Banyaknya kejadian bencana di Indonesia, ternyata tidak membuat pemerintah dan Organisasi Non Pemerintah (Ormop) semakin tanggap dalam mengatasi krisis pangan akibat bencana. Mereka belum bisa bertindak secara cepat dan tepat dalam menghadapi situasi krisis. Bahkan, kepekaan mereka terhadap krisis pun masih rendah. Dalam situasi bencana seperti yang sedang dialami warga Cianjur ini, masyarakat sangat bergantung pada bantuan dari luar untuk mendapatkan makanan yang layak konsumsi dan bisa memenuhi gizi mereka.
Penyaluran bantuan makanan juga tidak semudah yang kita bayangkan. Bantuan makanan untuk pengungsi dewasa tidak begitu masalah dibanding dengan bayi dan anak-anak. Logikanya, pengungsi dewasa mungkin masih bisa mengonsumsi berbagai jenis makanan, tetapi tidak dengan pengungsi anak dan bayi. Masalah makanan untuk pengungsi anak dan bayi nyatanya lebih rumit, karena mereka belum dapat mengkonsumsi semua jenis makanan yang diperoleh dari tempat penampungan.

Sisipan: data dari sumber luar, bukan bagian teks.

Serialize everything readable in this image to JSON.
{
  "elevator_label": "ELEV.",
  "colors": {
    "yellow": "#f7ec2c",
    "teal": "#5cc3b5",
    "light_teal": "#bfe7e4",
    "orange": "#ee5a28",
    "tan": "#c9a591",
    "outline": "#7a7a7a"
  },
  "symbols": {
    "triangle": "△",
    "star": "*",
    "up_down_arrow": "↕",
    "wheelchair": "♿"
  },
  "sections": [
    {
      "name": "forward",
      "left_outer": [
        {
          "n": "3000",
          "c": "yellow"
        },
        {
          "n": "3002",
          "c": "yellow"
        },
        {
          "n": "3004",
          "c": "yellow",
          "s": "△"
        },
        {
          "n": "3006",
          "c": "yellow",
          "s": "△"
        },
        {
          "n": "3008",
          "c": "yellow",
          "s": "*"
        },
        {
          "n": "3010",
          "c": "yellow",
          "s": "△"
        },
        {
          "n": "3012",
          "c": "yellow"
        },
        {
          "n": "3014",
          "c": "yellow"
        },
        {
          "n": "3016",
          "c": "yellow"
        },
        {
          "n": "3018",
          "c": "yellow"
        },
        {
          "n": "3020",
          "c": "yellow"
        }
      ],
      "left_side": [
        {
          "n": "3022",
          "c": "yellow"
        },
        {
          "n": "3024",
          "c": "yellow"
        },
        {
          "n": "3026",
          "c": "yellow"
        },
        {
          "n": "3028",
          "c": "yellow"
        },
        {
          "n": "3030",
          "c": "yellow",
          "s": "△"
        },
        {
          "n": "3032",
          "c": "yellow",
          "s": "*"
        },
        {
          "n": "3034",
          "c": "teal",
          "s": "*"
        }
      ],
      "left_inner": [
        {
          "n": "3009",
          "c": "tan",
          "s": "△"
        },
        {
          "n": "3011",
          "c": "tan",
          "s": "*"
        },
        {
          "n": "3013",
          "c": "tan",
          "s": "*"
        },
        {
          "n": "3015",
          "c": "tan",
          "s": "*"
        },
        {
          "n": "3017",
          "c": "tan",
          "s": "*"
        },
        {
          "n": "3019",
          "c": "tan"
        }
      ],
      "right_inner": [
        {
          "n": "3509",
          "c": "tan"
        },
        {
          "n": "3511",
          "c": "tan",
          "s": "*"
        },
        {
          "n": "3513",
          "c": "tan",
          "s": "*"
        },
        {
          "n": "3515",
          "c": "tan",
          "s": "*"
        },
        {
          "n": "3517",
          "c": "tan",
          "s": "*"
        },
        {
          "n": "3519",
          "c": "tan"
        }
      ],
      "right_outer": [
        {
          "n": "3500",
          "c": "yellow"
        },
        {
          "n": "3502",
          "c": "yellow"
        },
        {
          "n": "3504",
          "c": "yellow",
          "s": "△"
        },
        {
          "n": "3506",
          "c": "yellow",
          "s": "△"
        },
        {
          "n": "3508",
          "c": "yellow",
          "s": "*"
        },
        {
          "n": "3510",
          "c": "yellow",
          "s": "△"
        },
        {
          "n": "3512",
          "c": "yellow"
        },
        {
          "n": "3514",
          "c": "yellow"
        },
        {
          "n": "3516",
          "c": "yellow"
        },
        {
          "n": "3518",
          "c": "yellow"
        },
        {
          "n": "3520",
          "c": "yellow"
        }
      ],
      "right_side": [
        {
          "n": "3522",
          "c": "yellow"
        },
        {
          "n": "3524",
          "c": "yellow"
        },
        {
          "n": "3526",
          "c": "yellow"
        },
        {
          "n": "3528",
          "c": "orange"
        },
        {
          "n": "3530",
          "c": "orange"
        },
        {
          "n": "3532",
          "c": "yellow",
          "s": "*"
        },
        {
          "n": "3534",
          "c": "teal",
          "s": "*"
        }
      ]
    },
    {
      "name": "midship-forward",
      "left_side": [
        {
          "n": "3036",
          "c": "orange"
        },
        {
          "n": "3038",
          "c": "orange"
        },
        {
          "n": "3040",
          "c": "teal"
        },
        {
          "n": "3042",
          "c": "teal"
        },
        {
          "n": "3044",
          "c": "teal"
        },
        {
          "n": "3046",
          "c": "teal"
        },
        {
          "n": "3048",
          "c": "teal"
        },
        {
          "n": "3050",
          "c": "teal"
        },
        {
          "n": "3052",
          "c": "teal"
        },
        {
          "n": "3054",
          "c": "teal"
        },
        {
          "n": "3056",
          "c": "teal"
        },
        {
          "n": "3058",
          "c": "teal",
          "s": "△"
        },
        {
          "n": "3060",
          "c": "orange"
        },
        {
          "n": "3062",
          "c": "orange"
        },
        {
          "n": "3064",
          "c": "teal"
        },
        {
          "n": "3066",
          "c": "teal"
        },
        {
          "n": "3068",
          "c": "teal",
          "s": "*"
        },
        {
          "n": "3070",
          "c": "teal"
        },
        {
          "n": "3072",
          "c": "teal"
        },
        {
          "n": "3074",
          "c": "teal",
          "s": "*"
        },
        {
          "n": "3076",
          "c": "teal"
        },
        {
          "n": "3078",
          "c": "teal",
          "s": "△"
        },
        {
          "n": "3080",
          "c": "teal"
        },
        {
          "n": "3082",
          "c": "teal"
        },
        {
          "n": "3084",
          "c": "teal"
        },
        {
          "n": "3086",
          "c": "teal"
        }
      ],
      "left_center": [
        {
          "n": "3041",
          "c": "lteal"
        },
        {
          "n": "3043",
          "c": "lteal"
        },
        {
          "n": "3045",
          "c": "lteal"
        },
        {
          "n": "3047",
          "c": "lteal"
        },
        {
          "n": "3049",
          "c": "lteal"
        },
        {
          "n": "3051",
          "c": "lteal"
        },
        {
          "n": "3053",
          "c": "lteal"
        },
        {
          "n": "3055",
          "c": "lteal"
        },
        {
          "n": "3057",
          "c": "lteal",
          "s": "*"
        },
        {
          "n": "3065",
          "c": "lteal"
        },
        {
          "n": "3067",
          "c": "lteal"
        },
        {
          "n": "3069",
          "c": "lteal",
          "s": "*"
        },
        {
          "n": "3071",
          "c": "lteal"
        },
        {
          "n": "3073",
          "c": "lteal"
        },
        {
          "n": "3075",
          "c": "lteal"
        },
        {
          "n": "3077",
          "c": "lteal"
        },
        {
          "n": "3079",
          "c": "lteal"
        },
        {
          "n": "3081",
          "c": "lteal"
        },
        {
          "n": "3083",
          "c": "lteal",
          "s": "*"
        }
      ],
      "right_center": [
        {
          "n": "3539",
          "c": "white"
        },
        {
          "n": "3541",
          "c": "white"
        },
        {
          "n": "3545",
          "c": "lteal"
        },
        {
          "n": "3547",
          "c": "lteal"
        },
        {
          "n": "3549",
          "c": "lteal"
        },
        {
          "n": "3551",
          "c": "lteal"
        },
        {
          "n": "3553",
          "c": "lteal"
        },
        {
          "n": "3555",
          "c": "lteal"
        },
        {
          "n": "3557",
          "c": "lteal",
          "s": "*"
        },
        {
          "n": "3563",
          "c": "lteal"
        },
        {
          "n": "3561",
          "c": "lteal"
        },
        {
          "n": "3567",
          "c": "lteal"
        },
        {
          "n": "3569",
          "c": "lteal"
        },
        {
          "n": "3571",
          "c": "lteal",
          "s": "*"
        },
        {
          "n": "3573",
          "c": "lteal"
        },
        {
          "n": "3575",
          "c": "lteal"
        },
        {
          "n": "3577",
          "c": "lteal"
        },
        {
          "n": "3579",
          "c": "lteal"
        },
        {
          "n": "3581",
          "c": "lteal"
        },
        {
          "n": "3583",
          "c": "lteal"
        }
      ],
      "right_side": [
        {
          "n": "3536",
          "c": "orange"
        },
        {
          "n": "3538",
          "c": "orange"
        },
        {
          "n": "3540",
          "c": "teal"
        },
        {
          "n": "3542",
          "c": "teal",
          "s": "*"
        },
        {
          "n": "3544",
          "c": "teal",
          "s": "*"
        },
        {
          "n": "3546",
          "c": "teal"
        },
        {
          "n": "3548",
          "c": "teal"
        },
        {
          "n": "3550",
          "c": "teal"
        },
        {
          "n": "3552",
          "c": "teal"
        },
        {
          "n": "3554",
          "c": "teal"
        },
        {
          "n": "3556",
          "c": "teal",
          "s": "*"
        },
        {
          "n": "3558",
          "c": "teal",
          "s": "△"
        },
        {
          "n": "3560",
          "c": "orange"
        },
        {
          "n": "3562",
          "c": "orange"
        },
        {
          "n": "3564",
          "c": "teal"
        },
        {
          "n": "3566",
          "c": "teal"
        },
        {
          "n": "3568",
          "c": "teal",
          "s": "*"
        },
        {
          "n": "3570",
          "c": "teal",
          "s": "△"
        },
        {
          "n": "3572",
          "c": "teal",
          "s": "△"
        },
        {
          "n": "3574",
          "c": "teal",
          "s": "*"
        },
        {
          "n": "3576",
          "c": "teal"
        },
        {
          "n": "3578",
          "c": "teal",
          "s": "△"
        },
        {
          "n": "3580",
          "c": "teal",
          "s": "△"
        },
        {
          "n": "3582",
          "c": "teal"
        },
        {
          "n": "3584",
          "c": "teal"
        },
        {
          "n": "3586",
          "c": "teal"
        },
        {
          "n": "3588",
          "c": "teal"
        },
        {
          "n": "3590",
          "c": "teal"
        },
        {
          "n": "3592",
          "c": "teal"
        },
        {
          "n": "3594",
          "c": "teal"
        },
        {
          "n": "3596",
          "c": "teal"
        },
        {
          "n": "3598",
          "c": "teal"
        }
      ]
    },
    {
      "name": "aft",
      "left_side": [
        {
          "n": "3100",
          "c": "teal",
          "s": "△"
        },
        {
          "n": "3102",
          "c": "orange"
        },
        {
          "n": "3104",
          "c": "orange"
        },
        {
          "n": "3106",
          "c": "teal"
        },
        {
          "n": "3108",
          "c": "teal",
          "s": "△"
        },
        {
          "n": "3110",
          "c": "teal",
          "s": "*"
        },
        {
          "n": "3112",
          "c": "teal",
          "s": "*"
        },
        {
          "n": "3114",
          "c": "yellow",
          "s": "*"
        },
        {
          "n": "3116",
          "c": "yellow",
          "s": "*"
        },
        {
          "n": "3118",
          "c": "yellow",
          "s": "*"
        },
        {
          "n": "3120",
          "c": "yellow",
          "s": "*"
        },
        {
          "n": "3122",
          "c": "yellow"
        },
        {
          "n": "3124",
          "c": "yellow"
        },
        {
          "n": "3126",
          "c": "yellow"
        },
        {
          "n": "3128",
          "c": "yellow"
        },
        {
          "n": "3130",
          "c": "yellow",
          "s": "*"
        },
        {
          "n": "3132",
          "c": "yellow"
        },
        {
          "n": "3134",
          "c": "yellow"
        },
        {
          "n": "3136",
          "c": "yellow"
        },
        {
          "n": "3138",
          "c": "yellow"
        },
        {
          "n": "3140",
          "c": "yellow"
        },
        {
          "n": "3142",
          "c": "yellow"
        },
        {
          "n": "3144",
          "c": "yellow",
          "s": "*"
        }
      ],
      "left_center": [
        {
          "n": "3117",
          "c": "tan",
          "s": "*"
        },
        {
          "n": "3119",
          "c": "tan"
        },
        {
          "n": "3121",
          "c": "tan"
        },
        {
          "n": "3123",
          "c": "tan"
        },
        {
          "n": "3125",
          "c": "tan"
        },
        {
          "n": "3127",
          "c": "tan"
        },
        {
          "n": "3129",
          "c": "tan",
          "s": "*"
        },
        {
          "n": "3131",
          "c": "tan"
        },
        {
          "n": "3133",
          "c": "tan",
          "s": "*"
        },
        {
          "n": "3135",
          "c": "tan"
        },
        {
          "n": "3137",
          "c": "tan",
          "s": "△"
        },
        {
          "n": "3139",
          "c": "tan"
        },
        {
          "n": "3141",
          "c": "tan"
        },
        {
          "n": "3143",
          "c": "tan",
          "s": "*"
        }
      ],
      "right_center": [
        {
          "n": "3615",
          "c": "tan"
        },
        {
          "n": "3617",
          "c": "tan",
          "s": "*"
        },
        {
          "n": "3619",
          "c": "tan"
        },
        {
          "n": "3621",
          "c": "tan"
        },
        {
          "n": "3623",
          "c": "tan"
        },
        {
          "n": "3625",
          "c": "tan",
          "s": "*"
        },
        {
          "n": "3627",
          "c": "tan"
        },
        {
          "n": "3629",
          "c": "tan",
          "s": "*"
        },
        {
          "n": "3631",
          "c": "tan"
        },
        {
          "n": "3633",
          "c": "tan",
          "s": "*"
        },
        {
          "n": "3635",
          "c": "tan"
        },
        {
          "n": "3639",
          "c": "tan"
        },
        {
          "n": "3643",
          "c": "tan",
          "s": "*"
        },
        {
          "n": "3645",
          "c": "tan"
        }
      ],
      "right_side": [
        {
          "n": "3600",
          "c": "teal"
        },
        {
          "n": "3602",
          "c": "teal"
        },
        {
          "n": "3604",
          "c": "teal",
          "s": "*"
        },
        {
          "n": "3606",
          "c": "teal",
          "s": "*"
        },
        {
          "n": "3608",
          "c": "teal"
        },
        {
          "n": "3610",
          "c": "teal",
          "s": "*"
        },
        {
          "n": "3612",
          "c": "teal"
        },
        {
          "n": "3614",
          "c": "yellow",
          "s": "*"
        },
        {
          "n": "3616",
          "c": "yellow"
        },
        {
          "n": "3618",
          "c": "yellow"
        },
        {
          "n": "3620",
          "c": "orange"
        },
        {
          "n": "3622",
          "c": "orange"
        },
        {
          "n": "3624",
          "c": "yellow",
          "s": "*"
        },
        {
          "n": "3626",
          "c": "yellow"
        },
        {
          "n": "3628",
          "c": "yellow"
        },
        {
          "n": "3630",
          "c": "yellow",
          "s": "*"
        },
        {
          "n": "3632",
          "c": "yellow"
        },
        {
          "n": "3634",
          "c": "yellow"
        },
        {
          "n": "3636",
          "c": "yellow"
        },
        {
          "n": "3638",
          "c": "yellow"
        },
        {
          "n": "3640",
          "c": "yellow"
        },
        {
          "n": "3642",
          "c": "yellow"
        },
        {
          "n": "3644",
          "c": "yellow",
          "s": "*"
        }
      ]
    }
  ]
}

Krisis pangan yang menimpa korban bayi dan anak-anak akan meningkatkan risiko terjadinya kurang gizi pada mereka. Dalam kondisi yang lebih buruk, mereka akan menderita marasmus dan kwashiorkor. Anak yang tumbuh dengan penyakit ini akan menjadi generasi yang intelegasinya sangat rendah dan menjadi generasi yang hilang (loss generation). Oleh karena itu, kajian gizi pasca bencana juga perlu terus dikembangkan guna menjaga derajat kesehatan para korban bencana.
Para ahli gizi dan pengambil kebijakan harus mempunyai arah gerak yang selaras. Kesenjangan di antara mereka perlu diminimalkan atau, bila perlu, dihilangkan. Pelatihan GDK juga perlu ditingkatkan terutama dalam hal menggali dan menyosialisasikan program. Mereka harus bisa mencapai tujuan yang sudah disebutkan di atas. Dengan begitu, maka akan terbentuk kebijakan yang sesuai dengan kondisi bencana yang terjadi, utamanya dalam hal pemenuhan gizi.